Die Außenministerin Österreichs, Karin Kneis.Foto: VLADIMIR SIMICEK/AFP/Getty Images

Putins Teilnahme an Hochzeit von österreichischer Ministerin – SPÖ: „Provokation mit europäischer Dimension“

Epoch Times17. August 2018 Aktualisiert: 17. August 2018 21:29
Die Teilnahme des russischen Präsidenten Putin an der Hochzeit der österreichischen Außenministerin Karin Kneissl sorgt für Ärger im Alpenstaat.
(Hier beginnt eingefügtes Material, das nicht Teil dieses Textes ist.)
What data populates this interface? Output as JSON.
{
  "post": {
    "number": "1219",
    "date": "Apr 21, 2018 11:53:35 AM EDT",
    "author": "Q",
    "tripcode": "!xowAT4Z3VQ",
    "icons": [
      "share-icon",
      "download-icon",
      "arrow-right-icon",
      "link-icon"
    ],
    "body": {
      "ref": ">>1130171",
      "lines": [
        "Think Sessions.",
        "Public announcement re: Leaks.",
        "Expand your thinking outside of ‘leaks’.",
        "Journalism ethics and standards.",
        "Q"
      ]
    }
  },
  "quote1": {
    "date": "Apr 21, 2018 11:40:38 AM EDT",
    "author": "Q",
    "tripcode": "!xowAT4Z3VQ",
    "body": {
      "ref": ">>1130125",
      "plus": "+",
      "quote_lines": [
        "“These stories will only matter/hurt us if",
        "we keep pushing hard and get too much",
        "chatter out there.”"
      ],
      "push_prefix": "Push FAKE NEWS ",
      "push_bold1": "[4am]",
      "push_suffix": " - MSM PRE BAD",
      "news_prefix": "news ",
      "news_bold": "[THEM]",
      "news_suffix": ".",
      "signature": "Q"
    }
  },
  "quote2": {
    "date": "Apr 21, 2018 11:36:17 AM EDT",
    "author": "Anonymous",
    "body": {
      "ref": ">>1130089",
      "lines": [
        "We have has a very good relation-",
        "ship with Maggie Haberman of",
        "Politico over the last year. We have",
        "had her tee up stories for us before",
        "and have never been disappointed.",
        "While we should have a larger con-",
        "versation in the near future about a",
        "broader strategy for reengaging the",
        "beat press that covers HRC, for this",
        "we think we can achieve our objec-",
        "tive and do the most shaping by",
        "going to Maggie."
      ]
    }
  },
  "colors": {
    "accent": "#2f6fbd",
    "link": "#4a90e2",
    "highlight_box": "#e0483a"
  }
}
Teile der Opposition riefen Kneissl zum Rücktritt auf.

Die Teilnahme des russischen Präsidenten Wladimir Putin an der Hochzeit der österreichischen Außenministerin Karin Kneissl (parteilos) sorgt für Ärger im Alpenstaat.
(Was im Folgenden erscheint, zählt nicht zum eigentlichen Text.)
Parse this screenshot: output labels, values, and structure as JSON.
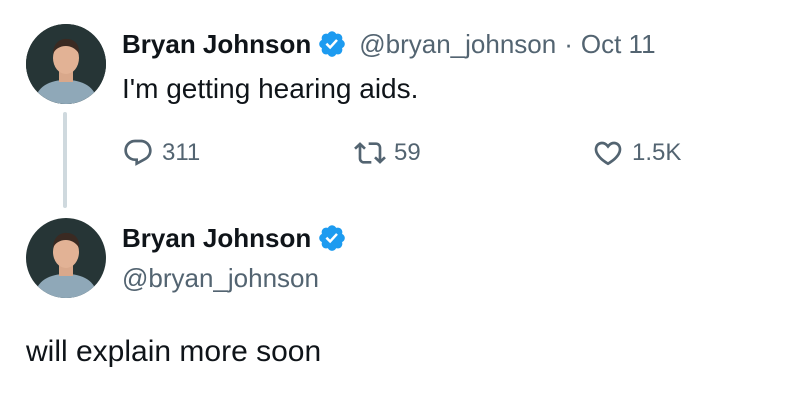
{
  "colors": {
    "text_primary": "#0f1419",
    "text_secondary": "#536471",
    "verified_blue": "#1d9bf0",
    "thread_line": "#cfd9de"
  },
  "tweet1": {
    "author": {
      "display_name": "Bryan Johnson",
      "handle": "@bryan_johnson",
      "verified_icon": "verified-badge-icon",
      "avatar_icon": "avatar-photo"
    },
    "separator": "·",
    "date": "Oct 11",
    "text": "I'm getting hearing aids.",
    "actions": {
      "replies": "311",
      "reposts": "59",
      "likes": "1.5K"
    }
  },
  "tweet2": {
    "author": {
      "display_name": "Bryan Johnson",
      "handle": "@bryan_johnson",
      "verified_icon": "verified-badge-icon",
      "avatar_icon": "avatar-photo"
    },
    "text": "will explain more soon"
  }
}
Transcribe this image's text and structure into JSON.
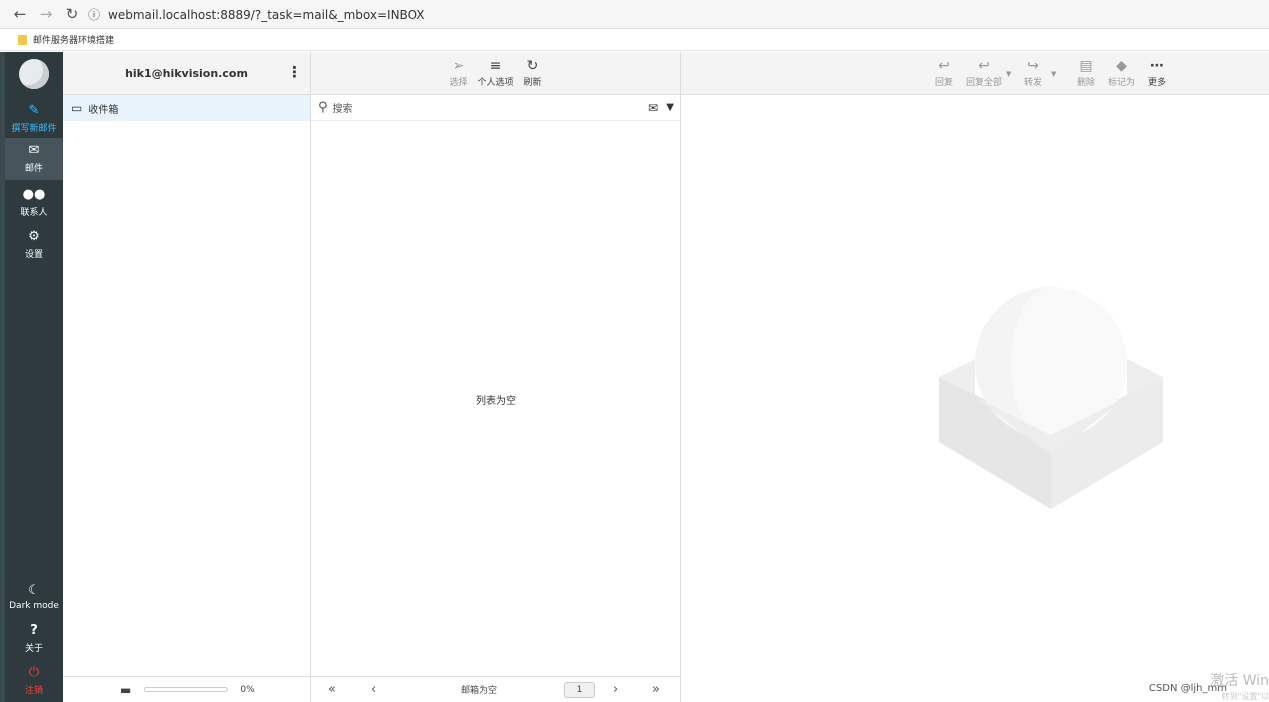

Der Fraktionschef der oppositionellen SPÖ im österreichischen Parlament, Andreas Schieder, stellte die von der Regierung propagierte Rolle Österreichs als Vermittler zwischen der EU und Moskau infrage, da die Außenministerin und Kanzler Sebastian Kurz (ÖVP) eindeutig auf der Seite Russlands stünden.
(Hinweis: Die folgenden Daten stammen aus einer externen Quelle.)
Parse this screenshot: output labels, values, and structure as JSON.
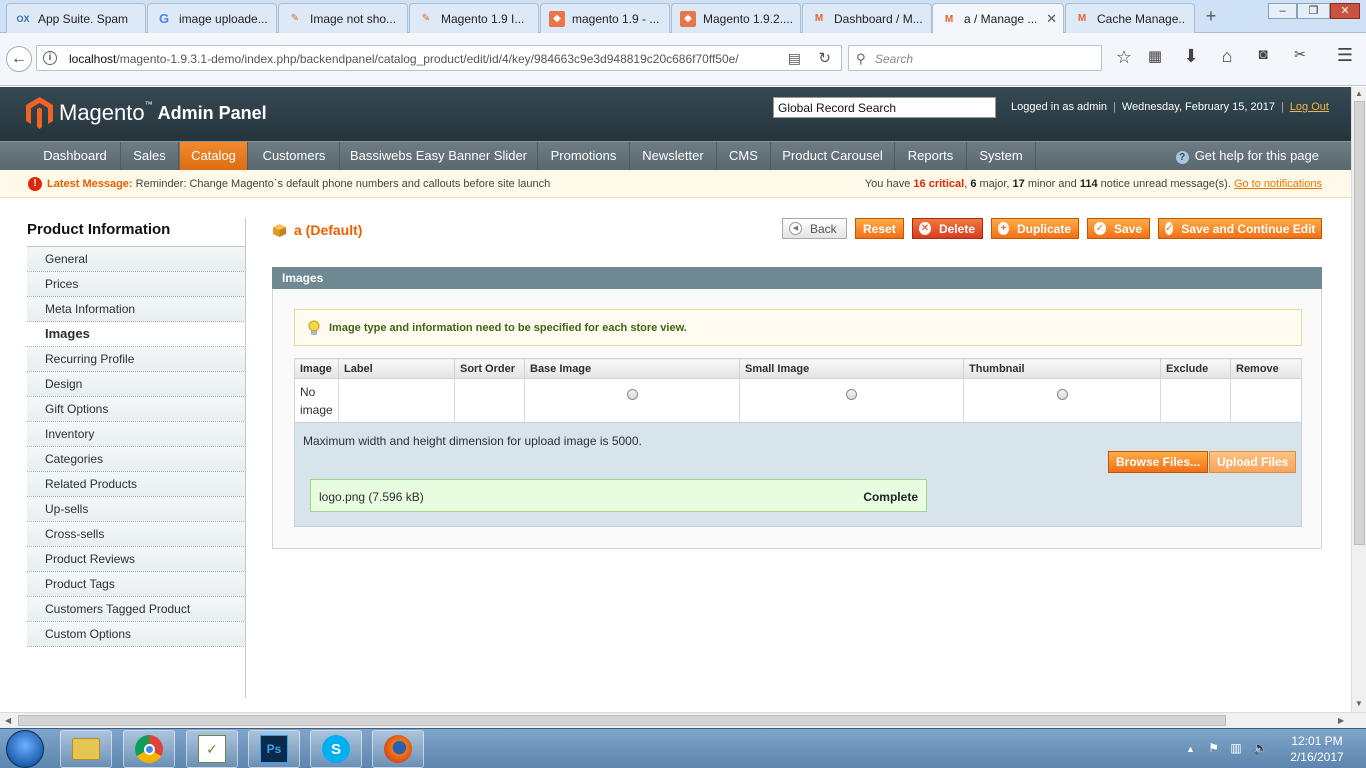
{
  "browser": {
    "tabs": [
      {
        "label": "App Suite. Spam",
        "icon": "ox-icon"
      },
      {
        "label": "image uploade...",
        "icon": "google-icon"
      },
      {
        "label": "Image not sho...",
        "icon": "stackexchange-icon"
      },
      {
        "label": "Magento 1.9 I...",
        "icon": "stackexchange-icon"
      },
      {
        "label": "magento 1.9 - ...",
        "icon": "magento-se-icon"
      },
      {
        "label": "Magento 1.9.2....",
        "icon": "magento-se-icon"
      },
      {
        "label": "Dashboard / M...",
        "icon": "magento-icon"
      },
      {
        "label": "a / Manage ...",
        "icon": "magento-icon",
        "active": true
      },
      {
        "label": "Cache Manage...",
        "icon": "magento-icon"
      }
    ],
    "url_host": "localhost",
    "url_path": "/magento-1.9.3.1-demo/index.php/backendpanel/catalog_product/edit/id/4/key/984663c9e3d948819c20c686f70ff50e/",
    "search_placeholder": "Search"
  },
  "header": {
    "brand": "Magento",
    "brand_tm": "™",
    "subtitle": "Admin Panel",
    "global_search": "Global Record Search",
    "logged_in": "Logged in as admin",
    "date": "Wednesday, February 15, 2017",
    "logout": "Log Out"
  },
  "nav": {
    "items": [
      "Dashboard",
      "Sales",
      "Catalog",
      "Customers",
      "Bassiwebs Easy Banner Slider",
      "Promotions",
      "Newsletter",
      "CMS",
      "Product Carousel",
      "Reports",
      "System"
    ],
    "active": "Catalog",
    "help": "Get help for this page"
  },
  "message": {
    "label": "Latest Message:",
    "text": "Reminder: Change Magento`s default phone numbers and callouts before site launch",
    "prefix": "You have",
    "critical_count": "16",
    "critical_word": "critical",
    "major_count": "6",
    "major_word": "major,",
    "minor_count": "17",
    "minor_word": "minor and",
    "notice_count": "114",
    "notice_word": "notice unread message(s).",
    "link": "Go to notifications"
  },
  "sidebar": {
    "title": "Product Information",
    "items": [
      "General",
      "Prices",
      "Meta Information",
      "Images",
      "Recurring Profile",
      "Design",
      "Gift Options",
      "Inventory",
      "Categories",
      "Related Products",
      "Up-sells",
      "Cross-sells",
      "Product Reviews",
      "Product Tags",
      "Customers Tagged Product",
      "Custom Options"
    ],
    "active": "Images"
  },
  "page": {
    "title": "a (Default)",
    "buttons": {
      "back": "Back",
      "reset": "Reset",
      "delete": "Delete",
      "duplicate": "Duplicate",
      "save": "Save",
      "save_continue": "Save and Continue Edit"
    }
  },
  "images_section": {
    "title": "Images",
    "notice": "Image type and information need to be specified for each store view.",
    "columns": [
      "Image",
      "Label",
      "Sort Order",
      "Base Image",
      "Small Image",
      "Thumbnail",
      "Exclude",
      "Remove"
    ],
    "row_image_text": "No image",
    "max_dimension": "Maximum width and height dimension for upload image is 5000.",
    "browse_label": "Browse Files...",
    "upload_label": "Upload Files",
    "file_name": "logo.png (7.596 kB)",
    "file_status": "Complete"
  },
  "taskbar": {
    "apps": [
      "file-explorer-icon",
      "chrome-icon",
      "task-app-icon",
      "photoshop-icon",
      "skype-icon",
      "firefox-icon"
    ],
    "time": "12:01 PM",
    "date": "2/16/2017"
  },
  "colors": {
    "accent_orange": "#eb5e00",
    "header_dark": "#26343b",
    "nav_gray": "#616f77",
    "section_head": "#6f8992"
  }
}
Schieders Parteikollegin im Europaparlament, Avelyn Reger, nannte die Einladung „eine Provokation mit europäischer Dimension“. Sie warf der Außenministerin vor, ihre Hochzeit zu inszenieren, statt sich in Diplomatie zu üben.

Es sei beschämend, welches Bild die österreichische Regierung während des Ratsvorsitzes an die EU-Partner aussende. Die Grünen forderten, Kneissl solle „sofort zurücktreten“.

Kneissl lud den russischen Präsidenten im Juni ein

Der Kreml hatte am Mittwoch bestätigt, dass der russische Staatschef vor seinem Treffen mit Bundeskanzlerin Angela Merkel (CDU) am Samstagabend auf Schloss Meseberg in Brandenburg bei der Hochzeit Kneissls zu Gast sein werde. Putins Berater Juri Uschakow sagte, Kneissl habe den russischen Präsidenten eingeladen, als dieser im Juni zu Besuch in Wien gewesen sei.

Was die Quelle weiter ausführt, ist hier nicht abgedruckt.